Why Build a Virtual Assistant?
At Wayfair, we strive to continually provide our customers best-in-class customer service, and know that it is a key differentiator between us and our competitors. Part of our approach to achieving this involves meeting customers where they are, consistently delivering a delightful experience, and continuously improving our processes. To deliver on these goals, data science partnered with product and engineering teams to build Wayfair’s first Virtual Assistant (VA). The goal is to provide our customers 24/7 support that incorporates the accessibility of a conversational interface and the efficiency of self-service. The Virtual Assistant can fully automate some contacts and can also reduce the time to resolution for customers when they are speaking to a service consultant, by identifying the customer’s intent, and the specific product or order in question.
Building the Virtual Assistant poses several interesting data science, product, and engineering challenges. From the product perspective, there are customer-facing challenges, how do we resolve the customer’s issue in an automated and user-friendly way, and what is the most logical conversion flow for each potential intent? From the data science perspective, we need a customer intent taxonomy with comprehensive and mutually exclusive categories. Once we have the taxonomy, we need to label data against this taxonomy, and finally select a modeling approach with a fast inference time (~100 ms) to ensure that interactions with customers flow as seamlessly as chatting with a live agent. From the engineering perspective, we need to consider how to design each component to be plug-and-play for easy testing and development. We also need to consider how our infrastructure and databases will scale as Wayfair’s business continues to grow, and the monitoring necessary to detect potential errors proactively.
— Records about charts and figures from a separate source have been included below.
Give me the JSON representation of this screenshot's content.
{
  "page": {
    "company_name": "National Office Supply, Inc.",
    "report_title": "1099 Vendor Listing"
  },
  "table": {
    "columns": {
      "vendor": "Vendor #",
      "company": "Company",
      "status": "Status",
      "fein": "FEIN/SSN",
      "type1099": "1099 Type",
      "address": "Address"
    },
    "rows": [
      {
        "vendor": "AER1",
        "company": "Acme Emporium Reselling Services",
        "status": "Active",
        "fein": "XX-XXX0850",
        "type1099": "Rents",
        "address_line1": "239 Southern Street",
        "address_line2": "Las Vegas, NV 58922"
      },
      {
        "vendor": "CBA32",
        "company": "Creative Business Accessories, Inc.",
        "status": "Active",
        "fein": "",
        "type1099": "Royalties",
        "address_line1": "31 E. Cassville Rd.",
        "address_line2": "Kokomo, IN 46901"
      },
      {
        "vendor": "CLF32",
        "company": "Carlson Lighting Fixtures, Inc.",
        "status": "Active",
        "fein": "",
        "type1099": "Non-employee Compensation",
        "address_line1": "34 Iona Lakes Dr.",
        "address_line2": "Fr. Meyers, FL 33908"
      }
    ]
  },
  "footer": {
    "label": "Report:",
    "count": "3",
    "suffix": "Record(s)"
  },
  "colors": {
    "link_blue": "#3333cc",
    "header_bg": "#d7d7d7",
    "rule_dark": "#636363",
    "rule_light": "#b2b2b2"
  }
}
Predicting Customer Intent
Data Collection
The first step in this process was to define a taxonomy that covers the many different intentions behind why customers contact customer service. Previous taxonomies that had been used for contact tagging were quite broad and would often combine the intent of the customer with the resolution provided by the customer service representative. To begin this process we analyzed approximately 10,000 chats between customers and our representatives to begin identifying the various intents customers have when contacting customer service as well as the nuance between each request. From this analysis, we derived a hierarchical taxonomy with 11 broad categories and 70 specific subcategories, spanning questions related to item delivery, returns, replacement items, and changes to order information. A hierarchical taxonomy enables flexibility for modeling approaches, taxonomy updates, and different use-cases depending on the granularity of the intent required. A subset of our taxonomy is shown in Figure 1.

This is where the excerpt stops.